Chão tinha uma oficina cativa, já andava pela oitava lataria, completa, do começo ao fim, e Quintino fazia questão de pedir, tão logo abrisse um dos dois olhos, Avisem a Alaíde.
Nos últimos tempos, aposentou-se como auxiliar de administrador de escritório. Todos os dias, de manhã, pára o Chão em frente ao boteco e se senta na cadeira branca de plástico e na mesa de bar de repetidos quatro pés. Dá conselhos e indicações desde que põe o capacete até o momento em que o retira, no bar, já na Rua da Consolação.
Dois copos de pinga e toca um piano imaginário. Todos os dias é Dois copos de pinga!, e bota a tocar seu piano imaginário.
Lembra que sempre quis alguém para sentar ao seu lado no Chão, em suas voltas por São Paulo, mas não encontrou.
Um apaixonado sem objeto, relembra.

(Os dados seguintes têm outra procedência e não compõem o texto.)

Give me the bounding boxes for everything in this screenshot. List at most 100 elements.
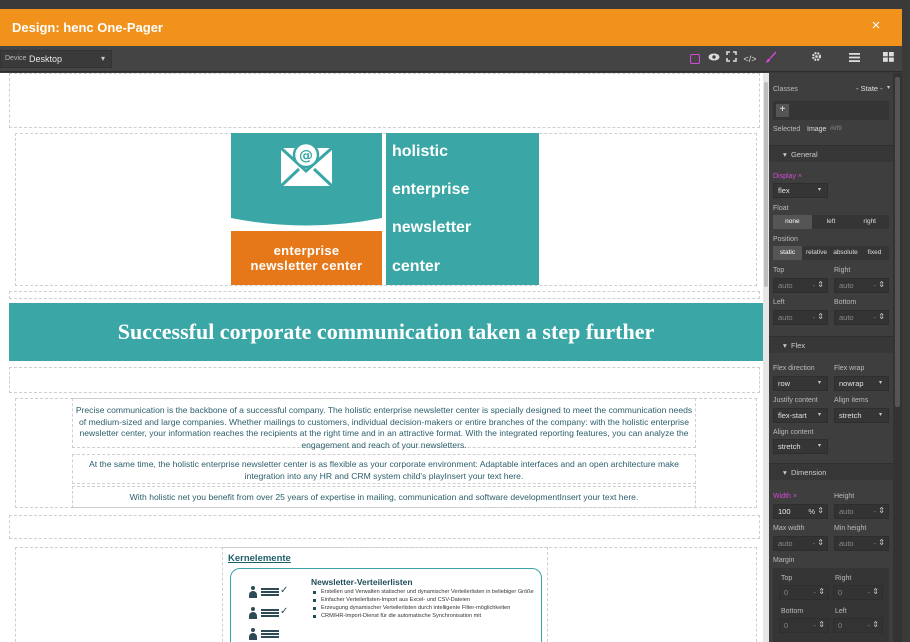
- key-elements-title: Kernelemente: [228, 553, 291, 564]
- design-canvas[interactable]: @ enterprise newsletter center holistic …: [0, 73, 763, 642]
- class-tags-box[interactable]: +: [773, 101, 889, 120]
- spacer-section-3[interactable]: [9, 515, 760, 539]
- empty-section[interactable]: [9, 73, 760, 128]
- outline-toggle-icon[interactable]: [690, 54, 700, 64]
- logo-word-3: newsletter: [392, 219, 472, 236]
- flex-wrap-label: Flex wrap: [834, 365, 865, 372]
- panel-scrollbar[interactable]: [893, 73, 902, 642]
- position-options[interactable]: static relative absolute fixed: [773, 246, 889, 260]
- logo-caption: enterprise newsletter center: [231, 231, 382, 285]
- panel-scroll-thumb[interactable]: [895, 77, 900, 407]
- fullscreen-icon[interactable]: [723, 51, 739, 67]
- left-field[interactable]: auto - ⇕: [773, 310, 828, 325]
- add-class-button[interactable]: +: [776, 104, 789, 117]
- brush-icon[interactable]: [763, 51, 779, 67]
- margin-bottom-label: Bottom: [781, 608, 804, 615]
- code-icon[interactable]: </>: [742, 51, 758, 67]
- min-height-label: Min height: [834, 525, 867, 532]
- blocks-grid-icon[interactable]: [880, 51, 896, 67]
- height-field[interactable]: auto - ⇕: [834, 504, 889, 519]
- flex-wrap-select[interactable]: nowrap ▾: [834, 376, 889, 391]
- position-fixed-option[interactable]: fixed: [860, 246, 889, 260]
- right-field[interactable]: auto - ⇕: [834, 278, 889, 293]
- margin-top-field[interactable]: 0- ⇕: [779, 585, 829, 600]
- spacer-section-2[interactable]: [9, 367, 760, 393]
- logo-line-2: newsletter center: [250, 258, 363, 273]
- card-heading: Newsletter-Verteilerlisten: [311, 577, 413, 587]
- editor-window: Design: henc One-Pager × Device Desktop …: [0, 0, 910, 642]
- top-label: Top: [773, 267, 785, 274]
- bottom-label: Bottom: [834, 299, 857, 306]
- margin-top-label: Top: [781, 575, 793, 582]
- left-label: Left: [773, 299, 785, 306]
- margin-label: Margin: [773, 557, 795, 564]
- banner-heading: Successful corporate communication taken…: [117, 319, 655, 344]
- float-options[interactable]: none left right: [773, 215, 890, 229]
- float-right-option[interactable]: right: [850, 215, 890, 229]
- title-bar: Design: henc One-Pager ×: [0, 9, 902, 46]
- justify-content-select[interactable]: flex-start ▾: [773, 408, 828, 423]
- eye-preview-icon[interactable]: [706, 51, 722, 67]
- list-check-icon: ✓: [249, 586, 289, 598]
- flex-section-header[interactable]: ▾ Flex: [769, 336, 893, 353]
- margin-left-label: Left: [835, 608, 847, 615]
- spacer-section[interactable]: [9, 291, 760, 299]
- align-content-select[interactable]: stretch ▾: [773, 439, 828, 454]
- state-value: - State -: [856, 84, 883, 93]
- bottom-field[interactable]: auto - ⇕: [834, 310, 889, 325]
- margin-left-field[interactable]: 0- ⇕: [833, 618, 883, 633]
- float-left-option[interactable]: left: [811, 215, 851, 229]
- hamburger-menu-icon[interactable]: [846, 51, 862, 67]
- chevron-down-icon: ▾: [817, 187, 821, 193]
- min-height-field[interactable]: auto - ⇕: [834, 536, 889, 551]
- position-label: Position: [773, 236, 798, 243]
- intro-paragraph: Precise communication is the backbone of…: [75, 405, 693, 450]
- envelope-icon: @: [231, 141, 382, 233]
- dimension-section-header[interactable]: ▾ Dimension: [769, 463, 893, 480]
- close-icon[interactable]: ×: [868, 18, 884, 34]
- float-none-option[interactable]: none: [773, 215, 812, 229]
- align-items-select[interactable]: stretch ▾: [834, 408, 889, 423]
- list-item: Erzeugung dynamischer Verteilerlisten du…: [313, 605, 538, 612]
- top-field[interactable]: auto - ⇕: [773, 278, 828, 293]
- selected-label: Selected: [773, 126, 801, 133]
- list-item: CRM/HR-Import-Dienst für die automatisch…: [313, 613, 538, 620]
- canvas-scroll-thumb[interactable]: [764, 82, 768, 287]
- justify-content-label: Justify content: [773, 397, 818, 404]
- editor-toolbar: Device Desktop ▾ </>: [0, 46, 902, 72]
- list-item: Erstellen und Verwalten statischer und d…: [313, 589, 538, 596]
- display-select[interactable]: flex ▾: [773, 183, 828, 198]
- max-width-field[interactable]: auto - ⇕: [773, 536, 828, 551]
- device-select[interactable]: Device Desktop ▾: [0, 50, 112, 68]
- selected-value: Image: [807, 126, 827, 133]
- device-value: Desktop: [29, 54, 63, 64]
- max-width-label: Max width: [773, 525, 805, 532]
- classes-label: Classes: [773, 86, 798, 93]
- general-title: ▾ General: [783, 150, 818, 159]
- position-relative-option[interactable]: relative: [802, 246, 831, 260]
- height-label: Height: [834, 493, 855, 500]
- margin-right-field[interactable]: 0- ⇕: [833, 585, 883, 600]
- logo-text-block[interactable]: holistic enterprise newsletter center: [386, 133, 539, 285]
- chevron-down-icon: ▾: [886, 85, 890, 91]
- dimension-title: ▾ Dimension: [783, 468, 827, 477]
- logo-word-4: center: [392, 258, 441, 275]
- list-check-icon: [249, 628, 289, 640]
- logo-word-2: enterprise: [392, 181, 470, 198]
- position-static-option[interactable]: static: [773, 246, 802, 260]
- position-absolute-option[interactable]: absolute: [831, 246, 860, 260]
- feature-list: Erstellen und Verwalten statischer und d…: [313, 589, 538, 621]
- margin-box: Top Right 0- ⇕ 0- ⇕ Bottom Left 0- ⇕ 0- ⇕: [773, 568, 889, 642]
- state-select[interactable]: - State - ▾: [852, 82, 890, 97]
- gear-icon[interactable]: [808, 51, 824, 67]
- align-content-label: Align content: [773, 429, 814, 436]
- width-field[interactable]: 100% ⇕: [773, 504, 828, 519]
- flex-direction-select[interactable]: row ▾: [773, 376, 828, 391]
- feature-card[interactable]: ✓ ✓ Newsletter-Verteilerlisten Erstellen…: [230, 568, 542, 642]
- logo-line-1: enterprise: [273, 243, 340, 258]
- general-section-header[interactable]: ▾ General: [769, 145, 893, 162]
- flex-direction-label: Flex direction: [773, 365, 815, 372]
- margin-bottom-field[interactable]: 0- ⇕: [779, 618, 829, 633]
- float-label: Float: [773, 205, 789, 212]
- hero-banner[interactable]: Successful corporate communication taken…: [9, 303, 763, 361]
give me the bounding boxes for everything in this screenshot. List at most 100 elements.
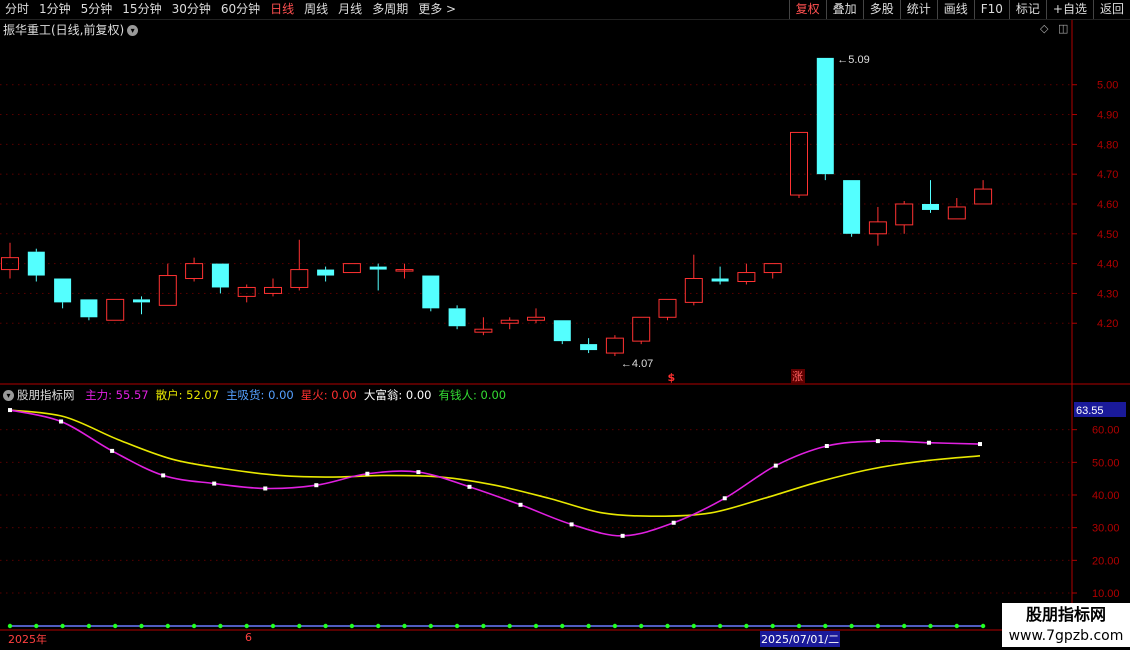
watermark-title: 股朋指标网	[1025, 605, 1106, 624]
signal-dollar: $	[668, 371, 676, 384]
signal-dot	[270, 623, 276, 629]
watermark-url: www.7gpzb.com	[1008, 628, 1124, 644]
signal-dot	[481, 623, 486, 629]
period-tab-10[interactable]: 更多 >	[413, 0, 461, 19]
candle-body	[317, 269, 335, 276]
main-force-point	[314, 483, 319, 488]
main-force-point	[926, 440, 931, 445]
main-force-point	[8, 408, 12, 413]
candle-body	[843, 180, 861, 234]
ind-tick-label: 10.00	[1092, 588, 1120, 600]
main-force-point	[620, 533, 625, 538]
action-button-5[interactable]: F10	[973, 0, 1009, 19]
signal-dot	[770, 623, 775, 629]
main-force-point	[59, 419, 64, 424]
candle-body	[632, 316, 651, 342]
site-watermark: 股朋指标网 www.7gpzb.com	[1002, 603, 1130, 647]
price-tick-label: 4.40	[1097, 259, 1118, 271]
signal-dot	[86, 623, 92, 629]
date-cursor: 2025/07/01/二	[760, 631, 841, 647]
price-tick-label: 5.00	[1097, 80, 1118, 92]
diamond-icon[interactable]: ◇	[1040, 22, 1048, 35]
candle-body	[500, 319, 519, 324]
price-tick-label: 4.70	[1097, 169, 1118, 181]
current-value: 63.55	[1076, 405, 1104, 417]
signal-dot	[612, 623, 618, 629]
indicator-param-1: 散户: 52.07	[155, 388, 220, 402]
period-tab-0[interactable]: 分时	[0, 0, 34, 19]
signal-dot	[691, 623, 696, 629]
kline-chart[interactable]: 5.00 4.90 4.80 4.70 4.60 4.50 4.40 4.30 4.20 ←5.0…	[0, 0, 1130, 650]
candle-body	[580, 344, 598, 351]
chart-title[interactable]: 振华重工(日线,前复权) ▾	[3, 21, 139, 38]
indicator-name: 股朋指标网	[17, 388, 75, 402]
price-tick-label: 4.50	[1097, 229, 1118, 241]
indicator-param-5: 有钱人: 0.00	[438, 388, 507, 402]
price-tick-label: 4.80	[1097, 139, 1118, 151]
action-button-1[interactable]: 叠加	[825, 0, 863, 19]
period-tab-7[interactable]: 周线	[299, 0, 333, 19]
panel-toggle-icon[interactable]: ◫	[1058, 22, 1068, 35]
period-tab-9[interactable]: 多周期	[367, 0, 413, 19]
main-force-point	[416, 470, 421, 475]
signal-dot	[639, 623, 644, 629]
period-tab-6[interactable]: 日线	[265, 0, 299, 19]
signal-dot	[376, 623, 381, 629]
action-button-4[interactable]: 画线	[936, 0, 974, 19]
min-price-label: ←4.07	[621, 358, 653, 370]
main-force-point	[161, 473, 166, 478]
period-tabs: 分时 1分钟 5分钟 15分钟 30分钟 60分钟 日线 周线 月线 多周期 更多 >	[0, 0, 461, 19]
main-force-point	[773, 463, 778, 468]
signal-dot	[902, 623, 907, 629]
signal-dot	[875, 623, 881, 629]
candle-body	[527, 316, 545, 321]
candle-body	[80, 299, 98, 318]
candle-body	[553, 320, 571, 342]
ind-tick-label: 60.00	[1092, 425, 1120, 437]
signal-dot	[586, 623, 591, 629]
action-button-3[interactable]: 统计	[899, 0, 937, 19]
candle-body	[448, 308, 466, 327]
indicator-param-4: 大富翁: 0.00	[363, 388, 432, 402]
main-force-point	[518, 502, 523, 507]
main-force-point	[978, 442, 982, 447]
signal-dot	[218, 623, 223, 629]
action-button-6[interactable]: 标记	[1008, 0, 1046, 19]
date-axis: 2025年 6 2025/07/01/二	[0, 631, 1002, 650]
price-tick-label: 4.30	[1097, 288, 1118, 300]
signal-dot	[796, 623, 802, 629]
signal-dot	[349, 623, 355, 629]
action-button-8[interactable]: 返回	[1092, 0, 1130, 19]
period-tab-5[interactable]: 60分钟	[216, 0, 265, 19]
period-tab-1[interactable]: 1分钟	[34, 0, 76, 19]
period-tab-2[interactable]: 5分钟	[76, 0, 118, 19]
panel-top-icons: ◇ ◫	[1040, 22, 1068, 35]
ind-tick-label: 20.00	[1092, 555, 1120, 567]
chevron-down-icon[interactable]: ▾	[3, 390, 14, 401]
period-tab-8[interactable]: 月线	[333, 0, 367, 19]
indicator-param-0: 主力: 55.57	[85, 388, 149, 402]
main-force-point	[722, 496, 727, 501]
current-value-box	[1074, 402, 1126, 417]
candle-body	[342, 263, 361, 274]
signal-dot	[7, 623, 13, 629]
candle-body	[133, 299, 150, 303]
date-mid: 6	[245, 631, 252, 644]
signal-dot	[717, 623, 723, 629]
period-tab-3[interactable]: 15分钟	[117, 0, 166, 19]
signal-dot	[560, 623, 565, 629]
candle-body	[922, 203, 939, 210]
candle-body	[27, 251, 45, 276]
action-button-7[interactable]: +自选	[1045, 0, 1093, 19]
signal-dot	[507, 623, 512, 629]
period-tab-4[interactable]: 30分钟	[167, 0, 216, 19]
signal-dot	[402, 623, 407, 629]
candle-body	[211, 263, 229, 288]
action-button-0[interactable]: 复权	[788, 0, 826, 19]
action-button-2[interactable]: 多股	[862, 0, 900, 19]
candle-body	[395, 269, 414, 272]
signal-dot	[980, 623, 986, 629]
chevron-down-icon[interactable]: ▾	[127, 25, 139, 36]
indicator-param-2: 主吸货: 0.00	[226, 388, 294, 402]
candle-body	[1, 257, 19, 271]
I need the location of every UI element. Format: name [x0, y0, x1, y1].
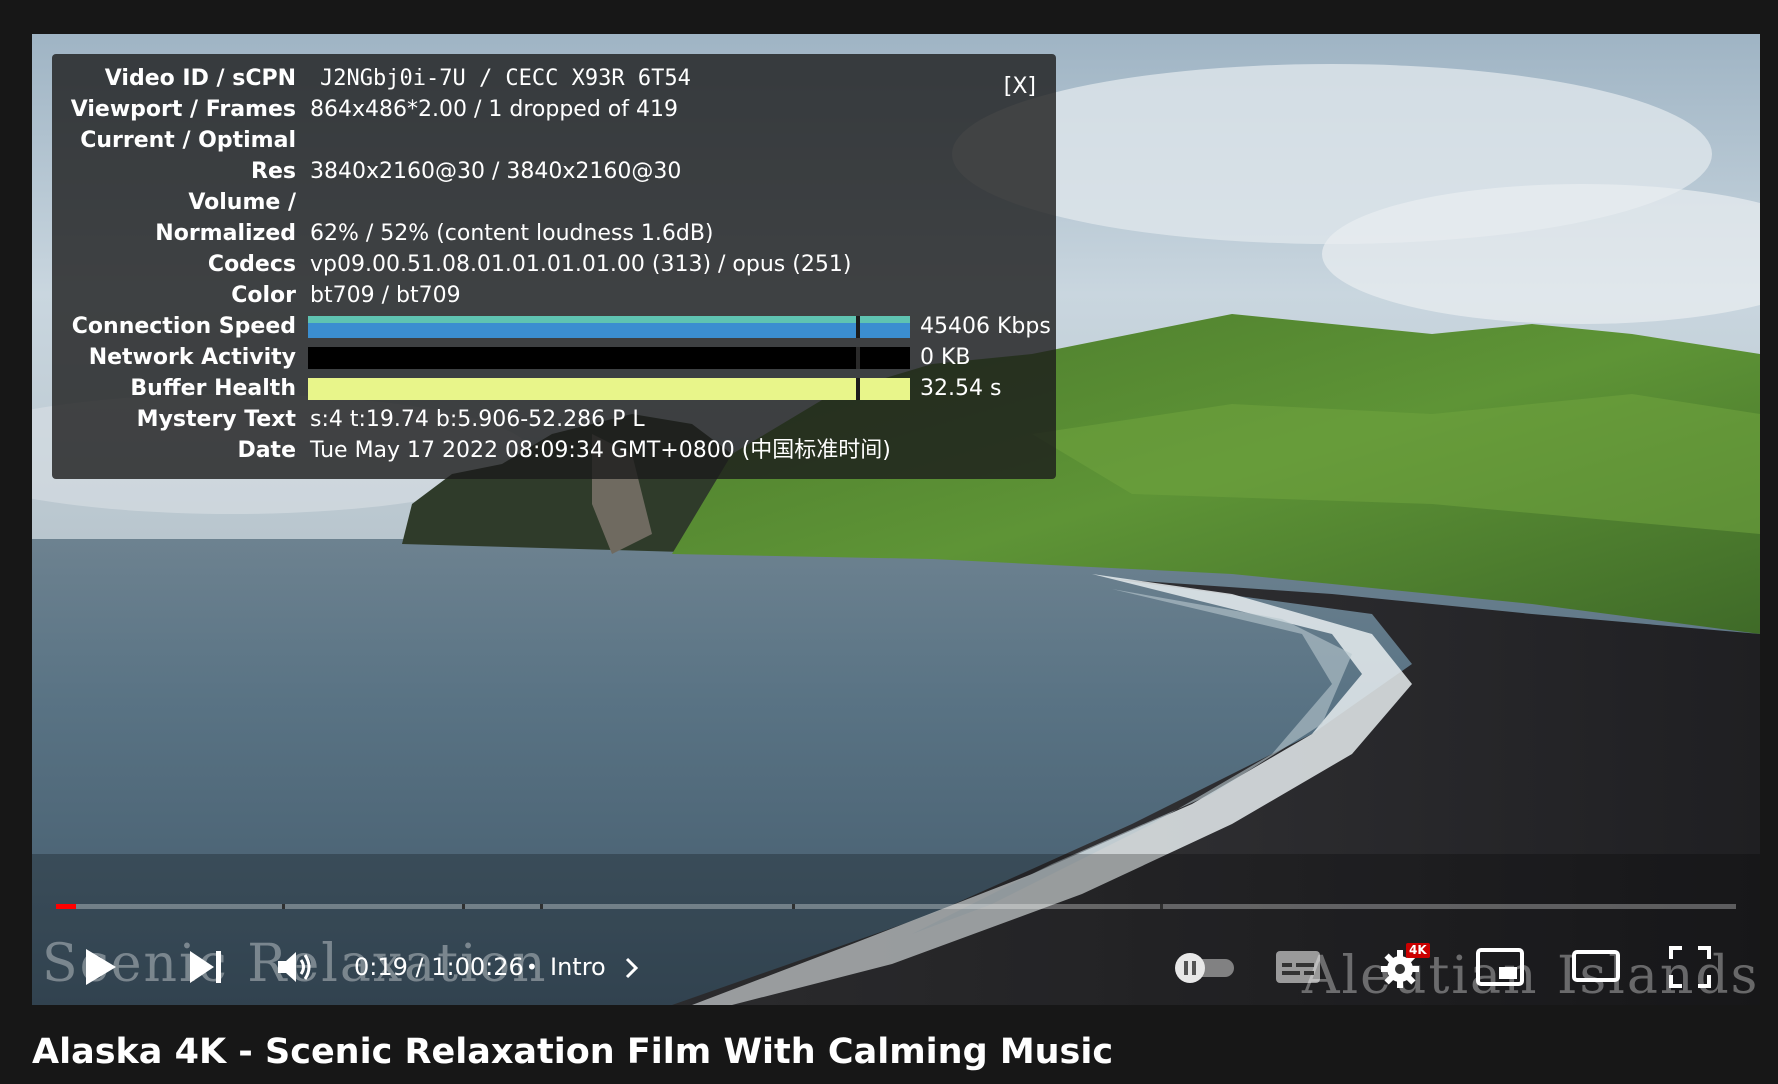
- stat-value: 45406 Kbps: [920, 314, 1051, 339]
- stat-value: Tue May 17 2022 08:09:34 GMT+0800 (中国标准时…: [310, 438, 891, 463]
- miniplayer-icon: [1476, 948, 1524, 986]
- volume-button[interactable]: [268, 939, 324, 995]
- miniplayer-button[interactable]: [1472, 939, 1528, 995]
- bar-divider: [856, 316, 860, 338]
- stat-label: Res: [251, 159, 296, 184]
- stat-label: Color: [231, 283, 296, 308]
- stat-label: Codecs: [207, 252, 296, 277]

De fato, agora lhe parece fazer algum sentido. Não sabe porque bateu tanto porque apanhou tanto e, dando um tapa na testa, É certo, sem dúvida!, só pode ser coisa desse tempo doido, da minha gente amalucada que nessa diversidade de louco não consegue escolher nem qual pipa quer empinar, nem para qual lado quer ir.
E chamando o dono do bar,
Aleixo!,
Diga, Dom Quintino,
Fale para alguém mandar um recado para a Alaíde de que estou aqui.